5 Tips for Finishing Your Surgery Center Expansion On Time
1. Choose an architect who is familiar with ambulatory surgery center standards. It is imperative that the architect has prior experience designing ambulatory surgery centers, says Ms. Albers. "They knew the Medicare regulations, the safety code and the Department of Health regulations for surgery centers," she says, adding that clinic or hospital design experience alone is not sufficient. "I've worked with architects that have come out of the hospital environment, and that does not translate."
In addition to asking for a portfolio of past projects, it is helpful to visit several of the architect's ambulatory surgery centers and speak directly with the administrators at each center for feedback, says Ms. Phillips. Ms. Albers agrees, adding that the architect's design for surgery centers should be beautiful and efficient in addition to compliant with healthcare regulations.
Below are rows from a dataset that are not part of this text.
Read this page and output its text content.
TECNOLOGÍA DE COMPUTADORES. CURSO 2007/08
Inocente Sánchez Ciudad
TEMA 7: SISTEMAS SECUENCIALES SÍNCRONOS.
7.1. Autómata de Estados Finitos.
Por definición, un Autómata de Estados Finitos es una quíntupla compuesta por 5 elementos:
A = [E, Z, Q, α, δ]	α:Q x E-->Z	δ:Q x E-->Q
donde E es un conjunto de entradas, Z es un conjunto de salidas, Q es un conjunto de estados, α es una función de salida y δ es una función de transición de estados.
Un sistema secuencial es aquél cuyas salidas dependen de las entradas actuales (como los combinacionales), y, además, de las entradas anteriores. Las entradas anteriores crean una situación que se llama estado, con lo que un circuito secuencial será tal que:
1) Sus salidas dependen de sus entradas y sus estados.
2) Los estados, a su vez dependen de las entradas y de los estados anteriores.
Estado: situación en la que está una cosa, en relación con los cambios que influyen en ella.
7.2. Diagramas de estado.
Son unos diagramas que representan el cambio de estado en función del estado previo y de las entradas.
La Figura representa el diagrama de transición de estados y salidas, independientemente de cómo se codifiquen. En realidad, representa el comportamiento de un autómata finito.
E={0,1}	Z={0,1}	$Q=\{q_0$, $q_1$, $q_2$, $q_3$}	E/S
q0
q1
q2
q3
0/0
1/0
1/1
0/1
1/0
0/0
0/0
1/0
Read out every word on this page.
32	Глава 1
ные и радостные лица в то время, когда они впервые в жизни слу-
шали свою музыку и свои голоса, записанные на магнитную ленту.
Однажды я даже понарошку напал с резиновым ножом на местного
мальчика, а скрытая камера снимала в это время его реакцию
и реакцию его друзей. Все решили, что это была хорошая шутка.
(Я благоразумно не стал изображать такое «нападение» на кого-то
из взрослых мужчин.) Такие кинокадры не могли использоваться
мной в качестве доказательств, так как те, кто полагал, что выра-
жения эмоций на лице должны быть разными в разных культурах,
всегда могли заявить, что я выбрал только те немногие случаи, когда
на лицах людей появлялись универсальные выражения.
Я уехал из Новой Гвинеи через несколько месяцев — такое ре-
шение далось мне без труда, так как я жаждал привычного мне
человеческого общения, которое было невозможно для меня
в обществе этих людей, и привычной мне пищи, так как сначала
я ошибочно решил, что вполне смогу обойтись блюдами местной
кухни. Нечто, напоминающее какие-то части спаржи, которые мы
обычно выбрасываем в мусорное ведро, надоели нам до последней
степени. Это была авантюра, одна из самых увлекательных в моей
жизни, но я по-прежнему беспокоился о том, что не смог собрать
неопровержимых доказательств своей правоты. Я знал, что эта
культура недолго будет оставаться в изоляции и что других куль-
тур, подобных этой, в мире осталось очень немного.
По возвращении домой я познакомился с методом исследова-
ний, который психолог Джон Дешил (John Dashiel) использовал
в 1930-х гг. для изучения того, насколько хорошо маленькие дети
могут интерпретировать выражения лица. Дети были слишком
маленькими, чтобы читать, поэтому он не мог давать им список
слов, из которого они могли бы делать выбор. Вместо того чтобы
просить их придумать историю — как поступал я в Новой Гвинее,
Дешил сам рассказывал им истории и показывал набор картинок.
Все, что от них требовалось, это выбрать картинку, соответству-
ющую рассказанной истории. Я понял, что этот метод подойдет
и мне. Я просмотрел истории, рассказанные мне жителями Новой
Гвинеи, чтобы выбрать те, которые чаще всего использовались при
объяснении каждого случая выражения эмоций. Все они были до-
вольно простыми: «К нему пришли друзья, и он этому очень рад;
It is also important to choose an architect with good project management skills, says Ms. Albers. "There is no way we could have managed all of the details with the staff without our architect," she says. "They managed the phasing of the project was able to do it because they had experience with other ambulatory surgery centers."
2. Secure approval from authorities throughout the construction process, not just at the very end. Ms. Phillips says she credits an efficient expansion process to continual meetings with fire marshals, engineers, plumbers and electricians throughout every phase of remodeling. "We scheduled appointments for them to come in during the process to see where we're at and to make sure it was a smooth approval process," she says.
3. Ensure ahead of time that building materials are available. Ms. Tiberi says that High Pointe Surgery Center's expansion was approximately one month behind schedule due to an initial lack of key materials. "Once our board approved the project, we wanted to start quickly, but the contractors were not able to get the appropriate wall covering and carpeting for the first phase waiting room," she says. "We discovered that a lot of manufacturers did not house the materials because of the economy, and there was an extensive lead time of about six weeks on those materials."
Once the materials were obtained, the project required work on weekends and evenings to catch up, she says. "We could have been further delayed, but we did make up some time."
4. Consider including an incentive clause in the contractor's agreement. Ms. Phillips says that because her surgery center's first expansion finished approximately one month late, she inserted an incentive clause into the contractor's agreement prior to beginning the second expansion. The clause provided a bonus payment for every day that the project finished early. "That time, everything finished on time — the whole project took about five months," she says.
5. Strategize the placement of the expansion to minimize the interruption of daily business operations. The expansion of Southgate Surgery Center involved adding two operating rooms to the end of the building, which required letting in just two walls, says Ms. Phillips. "It happened by accident, but it was very helpful," she says. "Because the other walls were built on the exterior of the building, and because those ORs were so far away, I didn't have to stop my daily operations at the surgery center."